Der im abgegrenzten hinteren Ausstellungsraum gezeigte Film besteht aus einer einzigen Einstellung. Langsam fährt die Kamera das Diorama entlang. Sie befindet sich nahe an den Tieren und gibt Details frei, die dem Publikum verborgen bleiben mussten. Nägel, mit denen die Geweihstangen von einem Elch befestigt sind, Pinselstriche aus der naturalistisch-illusionistischen Malerei, in der der Hintergrund ausgeführt wird. Die Illusion wird desillusioniert und gleichzeitig vom Kameraauge bewundert. Gerard Byrne macht die Übereinkunft von Schöpfer und betrachtendem Publikum sichtbar, die es benötigt, um im Kinoraum der Illusion zu erliegen. Allzu leicht würde es fallen, das gefilmte Bild als ein künstliches zu erkennen – zumal moderne Tierfilme mit Drohnen und verkleideten Kameras so nahe an die zu filmenden Tiere in ihrem angestammten Lebensraum herankommen wie kaum eine Illusion.
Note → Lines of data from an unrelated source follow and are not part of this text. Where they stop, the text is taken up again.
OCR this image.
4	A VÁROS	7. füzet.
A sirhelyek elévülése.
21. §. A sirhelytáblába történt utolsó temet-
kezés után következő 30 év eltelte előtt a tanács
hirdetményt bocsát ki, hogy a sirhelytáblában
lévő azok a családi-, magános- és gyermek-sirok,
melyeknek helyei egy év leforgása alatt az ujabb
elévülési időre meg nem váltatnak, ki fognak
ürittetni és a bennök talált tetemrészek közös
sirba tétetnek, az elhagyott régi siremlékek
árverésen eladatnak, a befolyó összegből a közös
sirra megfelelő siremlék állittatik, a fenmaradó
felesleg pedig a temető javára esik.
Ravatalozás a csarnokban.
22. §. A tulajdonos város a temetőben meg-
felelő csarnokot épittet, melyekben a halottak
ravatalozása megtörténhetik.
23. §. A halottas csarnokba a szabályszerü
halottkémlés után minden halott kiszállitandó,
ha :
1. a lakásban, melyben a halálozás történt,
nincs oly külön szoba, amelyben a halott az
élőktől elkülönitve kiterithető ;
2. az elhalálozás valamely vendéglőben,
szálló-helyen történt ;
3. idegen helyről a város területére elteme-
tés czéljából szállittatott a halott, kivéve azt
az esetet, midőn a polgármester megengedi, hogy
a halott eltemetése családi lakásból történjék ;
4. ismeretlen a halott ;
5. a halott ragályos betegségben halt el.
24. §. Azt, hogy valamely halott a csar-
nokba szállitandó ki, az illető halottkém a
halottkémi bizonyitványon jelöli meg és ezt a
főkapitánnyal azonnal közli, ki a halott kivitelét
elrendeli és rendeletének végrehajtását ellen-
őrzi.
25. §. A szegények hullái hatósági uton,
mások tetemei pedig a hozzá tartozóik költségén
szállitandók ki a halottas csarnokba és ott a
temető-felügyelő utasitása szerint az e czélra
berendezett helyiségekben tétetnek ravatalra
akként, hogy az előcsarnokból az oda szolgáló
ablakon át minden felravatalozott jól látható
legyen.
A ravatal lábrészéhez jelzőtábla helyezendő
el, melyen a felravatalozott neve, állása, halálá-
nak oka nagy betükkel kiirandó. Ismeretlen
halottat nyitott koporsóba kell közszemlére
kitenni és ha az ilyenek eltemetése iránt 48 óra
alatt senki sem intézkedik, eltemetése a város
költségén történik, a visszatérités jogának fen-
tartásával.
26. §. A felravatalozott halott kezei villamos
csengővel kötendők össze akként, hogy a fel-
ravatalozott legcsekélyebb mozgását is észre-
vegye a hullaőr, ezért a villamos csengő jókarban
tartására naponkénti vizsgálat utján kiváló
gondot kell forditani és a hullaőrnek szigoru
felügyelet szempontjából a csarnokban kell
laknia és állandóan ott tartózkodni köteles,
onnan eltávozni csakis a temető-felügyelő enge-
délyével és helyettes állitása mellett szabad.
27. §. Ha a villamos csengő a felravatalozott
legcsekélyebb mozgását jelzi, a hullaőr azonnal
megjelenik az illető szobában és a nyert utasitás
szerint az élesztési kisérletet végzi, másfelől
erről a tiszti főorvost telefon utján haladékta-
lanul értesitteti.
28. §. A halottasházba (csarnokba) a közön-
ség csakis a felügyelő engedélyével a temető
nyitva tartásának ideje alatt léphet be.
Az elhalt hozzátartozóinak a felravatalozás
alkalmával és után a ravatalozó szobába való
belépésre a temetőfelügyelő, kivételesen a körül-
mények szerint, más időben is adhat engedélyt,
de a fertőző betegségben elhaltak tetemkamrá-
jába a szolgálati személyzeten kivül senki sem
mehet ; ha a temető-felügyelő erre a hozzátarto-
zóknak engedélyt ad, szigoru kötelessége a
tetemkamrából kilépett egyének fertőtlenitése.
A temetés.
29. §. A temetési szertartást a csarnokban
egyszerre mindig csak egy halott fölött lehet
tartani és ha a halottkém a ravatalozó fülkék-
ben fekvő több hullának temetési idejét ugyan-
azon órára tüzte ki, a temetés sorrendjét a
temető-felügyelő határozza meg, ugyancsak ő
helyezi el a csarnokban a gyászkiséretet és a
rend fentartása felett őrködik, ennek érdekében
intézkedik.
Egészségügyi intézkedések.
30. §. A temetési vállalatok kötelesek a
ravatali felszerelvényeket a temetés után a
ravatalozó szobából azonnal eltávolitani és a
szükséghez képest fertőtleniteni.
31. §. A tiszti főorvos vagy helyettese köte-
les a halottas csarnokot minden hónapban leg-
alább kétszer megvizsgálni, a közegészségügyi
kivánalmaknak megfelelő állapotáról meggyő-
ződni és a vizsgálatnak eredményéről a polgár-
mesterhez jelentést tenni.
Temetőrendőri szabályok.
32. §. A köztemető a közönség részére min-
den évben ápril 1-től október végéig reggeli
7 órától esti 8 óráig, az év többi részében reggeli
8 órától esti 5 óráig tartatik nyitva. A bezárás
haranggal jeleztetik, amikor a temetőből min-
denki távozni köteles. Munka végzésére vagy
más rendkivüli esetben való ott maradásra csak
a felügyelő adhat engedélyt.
Die Begeisterung des Künstlers entflammt daher auch nicht am gezeigten „Material“ per se, sondern an der Machart, der Medialität des Ortes. Wenn Gerard Byrne nach langer Beschäftigung mit dem Museum entdeckt, dass es die Tageslichtdecke und der darauf liegende Schnee sind, die die Magie des Dioramas entschieden mitprägen, ist der Weg zu James Joyce nicht mehr weit: „Und langsam fällt der Schnee auf die Lebenden und die Toten.“
Zwischen Re/Konstruktion und Analyse bewegen sich die beiden Arbeiten „In Our Time“, 2017 für Skulptur Projekte Münster geschaffen, und die gemeinsam mit Sven Andersen konzipierte, komplexe 14-Kanal-Videoinstallation „A Visibility Matrix“ (2018). „In Our Time“ widmet sich dem Radio der 1960er und 1970er Jahre. Gerard Byrne rekonstruiert, besser assembliert Versatzstücke des analog gesendeten Radios. Der PC steht zwar schon im Hintergrund, die Kassetten erinnern aber noch an „die gute alte Zeit“. Das Machen des Radio und das Machen von Musik in einem anderen Bereich des Tonstudios werden auf zwei Screens und zwei Tonspuren nebeneinander gezeigt. Ein Klavier ergänzt das Bühnenbild der Black-box und lädt vielleicht sogar ein, selbst an der Musikproduktion und -distribution teilzunehmen. Auch hier weht ein Lüftchen Nostalgie mit.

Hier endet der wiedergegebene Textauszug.